Neptune Orient Lines (NOL) was hit hard by collapsing freight rates and falling volumes, but managed to obtain a USD 707 million net profit in 2015 thanks to a 888 million gain from selling the APL Logistics.

According to NOL’s CEO Ng Yat Chung, particularly the last quarter of 2015 was difficult since the rates for container traffic went to an all-time low across major trade lanes as new vessel capacity came on stream amid softening market demand.”

“Nonetheless, APL continued to reap cost savings and yield improvements. On a full year basis, its total costs of sales per FEU continued to offset the decline in total revenue per FEU, helping APL to continue reducing losses.”

With the APL Logistics sale to Kintetsu World Express removed, the Singapore-listed company would have recorded a full-year net loss of USD181 million, with a USD77 million net loss coming in the fourth quarter alone.

The liner division, APL, saw its revenue fall 24% year on year to USD5.4 billion, driven down by a full-year drop in volumes of 13% to 2.46 million teu and a 17% decline in the key metric of average revenue per teu to USD1,887. In the last quarter, the revenue per box decline was even sharper, falling 22% compared with the same three months in 2014, mainly due to a reduction in backhaul volumes out of the United States and the Gulf.

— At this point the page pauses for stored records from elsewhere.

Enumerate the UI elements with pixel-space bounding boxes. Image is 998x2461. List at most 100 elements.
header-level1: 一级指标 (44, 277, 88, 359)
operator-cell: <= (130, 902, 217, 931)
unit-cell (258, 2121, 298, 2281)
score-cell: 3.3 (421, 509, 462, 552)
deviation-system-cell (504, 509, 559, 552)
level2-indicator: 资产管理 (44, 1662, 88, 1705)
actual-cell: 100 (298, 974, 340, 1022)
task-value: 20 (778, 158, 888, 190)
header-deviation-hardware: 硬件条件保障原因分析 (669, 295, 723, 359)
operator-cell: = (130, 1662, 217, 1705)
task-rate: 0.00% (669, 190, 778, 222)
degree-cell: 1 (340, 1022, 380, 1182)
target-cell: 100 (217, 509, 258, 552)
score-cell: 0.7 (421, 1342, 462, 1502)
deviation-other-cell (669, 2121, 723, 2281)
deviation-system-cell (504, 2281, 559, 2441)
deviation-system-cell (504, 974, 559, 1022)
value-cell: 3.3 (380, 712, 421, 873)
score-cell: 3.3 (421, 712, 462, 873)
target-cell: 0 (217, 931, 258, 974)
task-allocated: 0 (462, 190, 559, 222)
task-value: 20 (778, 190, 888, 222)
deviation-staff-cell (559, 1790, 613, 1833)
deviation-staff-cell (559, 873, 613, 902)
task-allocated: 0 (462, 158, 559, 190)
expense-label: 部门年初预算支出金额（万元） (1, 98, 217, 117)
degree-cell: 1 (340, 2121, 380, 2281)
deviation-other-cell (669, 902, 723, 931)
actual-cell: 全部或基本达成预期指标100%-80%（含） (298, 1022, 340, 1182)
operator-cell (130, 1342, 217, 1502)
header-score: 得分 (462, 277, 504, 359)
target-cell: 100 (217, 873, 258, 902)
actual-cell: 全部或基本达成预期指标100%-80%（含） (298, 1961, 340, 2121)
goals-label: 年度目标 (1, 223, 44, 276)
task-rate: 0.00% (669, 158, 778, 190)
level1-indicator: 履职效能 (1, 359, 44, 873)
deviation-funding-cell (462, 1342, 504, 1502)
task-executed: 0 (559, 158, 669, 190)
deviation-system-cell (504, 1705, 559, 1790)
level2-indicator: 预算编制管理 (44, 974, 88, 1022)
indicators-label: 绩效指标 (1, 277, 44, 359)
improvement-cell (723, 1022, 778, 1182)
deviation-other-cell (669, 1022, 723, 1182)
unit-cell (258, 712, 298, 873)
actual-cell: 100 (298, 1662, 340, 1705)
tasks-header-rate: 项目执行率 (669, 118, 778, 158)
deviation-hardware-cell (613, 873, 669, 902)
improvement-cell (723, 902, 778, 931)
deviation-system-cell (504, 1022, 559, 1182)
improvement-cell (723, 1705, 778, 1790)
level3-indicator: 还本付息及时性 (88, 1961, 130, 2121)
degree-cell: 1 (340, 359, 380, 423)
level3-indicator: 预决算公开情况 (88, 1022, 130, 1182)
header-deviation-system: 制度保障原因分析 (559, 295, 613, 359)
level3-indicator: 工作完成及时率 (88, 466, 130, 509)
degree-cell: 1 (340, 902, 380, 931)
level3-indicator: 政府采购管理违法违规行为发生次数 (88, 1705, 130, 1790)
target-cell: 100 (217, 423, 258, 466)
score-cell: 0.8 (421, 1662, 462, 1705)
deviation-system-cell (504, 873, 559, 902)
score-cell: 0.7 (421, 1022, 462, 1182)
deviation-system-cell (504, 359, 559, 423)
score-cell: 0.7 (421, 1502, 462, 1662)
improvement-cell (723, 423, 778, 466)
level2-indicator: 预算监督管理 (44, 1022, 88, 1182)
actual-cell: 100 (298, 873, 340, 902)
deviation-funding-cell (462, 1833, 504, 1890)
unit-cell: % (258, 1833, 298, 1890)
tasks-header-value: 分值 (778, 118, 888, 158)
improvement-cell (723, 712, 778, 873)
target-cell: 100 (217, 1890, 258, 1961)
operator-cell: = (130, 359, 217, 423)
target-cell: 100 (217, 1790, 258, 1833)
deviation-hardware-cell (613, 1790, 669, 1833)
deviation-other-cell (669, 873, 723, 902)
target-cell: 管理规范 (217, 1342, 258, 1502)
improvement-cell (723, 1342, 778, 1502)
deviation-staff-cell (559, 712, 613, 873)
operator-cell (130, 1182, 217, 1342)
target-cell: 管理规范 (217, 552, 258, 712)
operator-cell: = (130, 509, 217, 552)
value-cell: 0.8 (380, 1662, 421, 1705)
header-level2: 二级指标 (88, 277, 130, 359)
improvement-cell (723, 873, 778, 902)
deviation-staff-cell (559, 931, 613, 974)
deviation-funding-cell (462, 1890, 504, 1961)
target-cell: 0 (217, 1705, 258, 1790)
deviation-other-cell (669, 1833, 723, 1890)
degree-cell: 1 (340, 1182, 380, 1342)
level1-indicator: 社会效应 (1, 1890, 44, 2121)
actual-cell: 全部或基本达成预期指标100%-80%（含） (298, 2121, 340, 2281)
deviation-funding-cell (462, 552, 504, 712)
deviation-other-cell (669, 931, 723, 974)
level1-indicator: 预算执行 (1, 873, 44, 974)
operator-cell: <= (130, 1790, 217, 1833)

APL president Ken Glenn said headhaul out of Asia was weak on most of the major trades and there were no indications of a reversal.

An offer by French line CMA CGM to acquire NOL for USD2.4 billion is awaiting approval from anti-trust authorities, and Ng said both sides have submitted all the information required in all jurisdictions. “We have not encountered any difficulties and continue to expect approval to come at some time in the middle of this year,” he said in a results call with reporters and analysts.